“Bapak duluan saja,” tawar bawahannya.
“Udah kamu saja duluan,”
“Tidak pak, kami masih bikin teh nanti di waktu jam istirahat”
Tak selang berapa lama, atasan itu pergi tak menghiraukan tawaran anak buahnya. Semua karyawan kaget dan saling menyalahkan. Mereka takut ada apa-apa yang beresiko pada nasib kerjaan mereka. Terbilang pertama kali atasannya masuk Pantry kecil dan sempit itu.
Para pekerja masuk meja kerja masing-masing dengan perasaan was-was. Apalagi raut muka atasannya sangat dingin dan dikenal sangat sibuk bangun jaringan sana-sini.
“Pak Eko disuruh ke ruangan bapak,” pesan asisten atasan itu pada karyawannya.
Sontak tidak saja Eko yang panas dingin, tetapi semua karyawan yang sedang antri di Pantry di pagi itu.
“Apakah bos sedang marah mbak?” tanya Eko pada asisten itu.
“Hmm gimana yah mas, ya gitu deh,” mendengar jawaban itu, Eko dan karyawan lain semakin berpikiran kemana-mana.

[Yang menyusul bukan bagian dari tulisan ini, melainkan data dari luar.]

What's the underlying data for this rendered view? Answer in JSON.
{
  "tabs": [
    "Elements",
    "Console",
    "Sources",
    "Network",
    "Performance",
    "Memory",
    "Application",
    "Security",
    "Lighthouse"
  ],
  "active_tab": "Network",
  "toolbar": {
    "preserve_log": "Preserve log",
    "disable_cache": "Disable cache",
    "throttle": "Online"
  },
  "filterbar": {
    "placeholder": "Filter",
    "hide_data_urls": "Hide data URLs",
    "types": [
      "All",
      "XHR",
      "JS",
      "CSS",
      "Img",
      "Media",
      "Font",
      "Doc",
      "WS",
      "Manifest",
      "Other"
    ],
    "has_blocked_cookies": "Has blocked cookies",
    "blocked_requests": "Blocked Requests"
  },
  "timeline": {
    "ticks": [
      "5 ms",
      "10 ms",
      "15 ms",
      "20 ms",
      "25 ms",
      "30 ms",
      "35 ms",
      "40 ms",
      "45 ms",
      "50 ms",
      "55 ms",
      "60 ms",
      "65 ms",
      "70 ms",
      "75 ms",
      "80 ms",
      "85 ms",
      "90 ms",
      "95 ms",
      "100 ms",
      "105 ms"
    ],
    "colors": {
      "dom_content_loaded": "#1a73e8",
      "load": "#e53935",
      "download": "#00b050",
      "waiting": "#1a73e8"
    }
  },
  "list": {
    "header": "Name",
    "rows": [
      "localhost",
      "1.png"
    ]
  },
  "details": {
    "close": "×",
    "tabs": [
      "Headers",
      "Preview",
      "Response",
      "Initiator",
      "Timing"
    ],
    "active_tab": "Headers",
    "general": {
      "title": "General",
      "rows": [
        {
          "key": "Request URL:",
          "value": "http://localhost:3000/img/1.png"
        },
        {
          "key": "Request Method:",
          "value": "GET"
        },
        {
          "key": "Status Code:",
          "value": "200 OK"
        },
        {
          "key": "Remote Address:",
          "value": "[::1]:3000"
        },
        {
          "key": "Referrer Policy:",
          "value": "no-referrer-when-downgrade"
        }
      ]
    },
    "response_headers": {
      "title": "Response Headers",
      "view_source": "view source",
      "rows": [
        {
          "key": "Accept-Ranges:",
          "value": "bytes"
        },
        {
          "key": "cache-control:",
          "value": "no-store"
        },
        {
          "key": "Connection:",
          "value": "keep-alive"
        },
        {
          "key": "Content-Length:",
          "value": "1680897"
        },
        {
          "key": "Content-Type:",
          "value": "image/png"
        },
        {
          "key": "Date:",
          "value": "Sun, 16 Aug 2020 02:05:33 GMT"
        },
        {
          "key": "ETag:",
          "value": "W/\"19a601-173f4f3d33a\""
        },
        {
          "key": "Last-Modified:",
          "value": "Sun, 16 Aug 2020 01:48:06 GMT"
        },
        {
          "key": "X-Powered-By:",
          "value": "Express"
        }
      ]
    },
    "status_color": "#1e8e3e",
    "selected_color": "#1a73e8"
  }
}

Entah apa nasib selanjutnya pikir benaknya.
Eko akhirnya masuk ke dalam ruangan bosnya itu.
“Jangan berdiri saja, Silahkan duduk,” pinta atasan itu.
“Pak saya mohon maaf atas kekeliruan pagi ini,”
“Kamu berapa tahun kerja di sini,” pertanyaan yang memompa adrenalin Eko.
“Sudah 6 tahun pak,”
“Senior berarti yah, kamu tahu kenapa kamu dipanggil,”
“Saya rasa telah merendahkan bapak di Pantry tadi pagi,”
Mendengar jawaban bawahannya itu, atasannya langsung memarahinya. Dia mengingatkan batasan pribadi dan kewajibannya. Eko tidak faham maksud atasannya itu, sepanjang dia bekerja di sana, dirinya hanya tahu bahwa yang namanya atasan memiliki renggang kuasa yang menyeluruh.
“Pak Eko, di luar jam kerja bapak hentikan perilaku membatasi hak bapak dikarenakan rasa takut pada atasan” nadanya pelan namun menghentak Eko yang sudah salah menduga.
“Loh bapak wajib mendapatkan itu,”
“Jika kamu berperilau seperti itu terus, maka mentalmu akan selalu jadi bawahan, bos itu wajib berperan sebagai consideration (fungsi sosial) dan initiating structure (pemecahaan masalah) sebatas itu,”
“Tetapi bapak tidak cocok harus antri dengan kami,”
“Saya ke Pantry memastikan relasi sosial saya sebagai apa di mata bawahan, saya bukan sedang cek rasa ketakutan kalian padaku, saya hanya mau tahu apakah pekerja kantor ini masih ada yang bisa integritas dan tidak merelakan hak pribadi karena ketakutan pada atasannya,”
“Sungguh pak, kami sangat hormat ke bapak,”
“Ingat Eko, saat bekerja wewenangku atasmu itu tinggi karena sebagai pemimpin saya sedang mengajak kalian semua memecahkan masalah pekerjaan bersama-sama, di luar itu kalian memiliki hak berpendapat yang sama,”
Eko terdiam karena salah duga dengan kepribadian atasannya itu.
“Ohya kamu sudah 6 tahun bekerja kan?”
“Iya pak,”
“Sana buatkan aku kopi yang belum sempat aku bikin tadi pagi, pasti buatamu enak,”
Sekretaris pribadinya menatap tajam sedikit tersenyum.
“Dan ingat Eko, ini perintah atasan karena sudah masuk di jam kerja,” ucap bos itu dengan tersenyum.
“Baik bapak, siap,”
“Ohya sekalian ajak yang lain ngopi bersama di depan, sudah lama saya tak bercengkrama dengan para karyawan,”
Hati Eko lega menlangkah ringan keluar ruangan. Melihat raut muka Eko bahagia, kekalutan karyawan lain akhirnya terurai lega. Apalagi mendengar ajakan ngopi bareng dengan bos yang lama tidak bertegur sapa itu.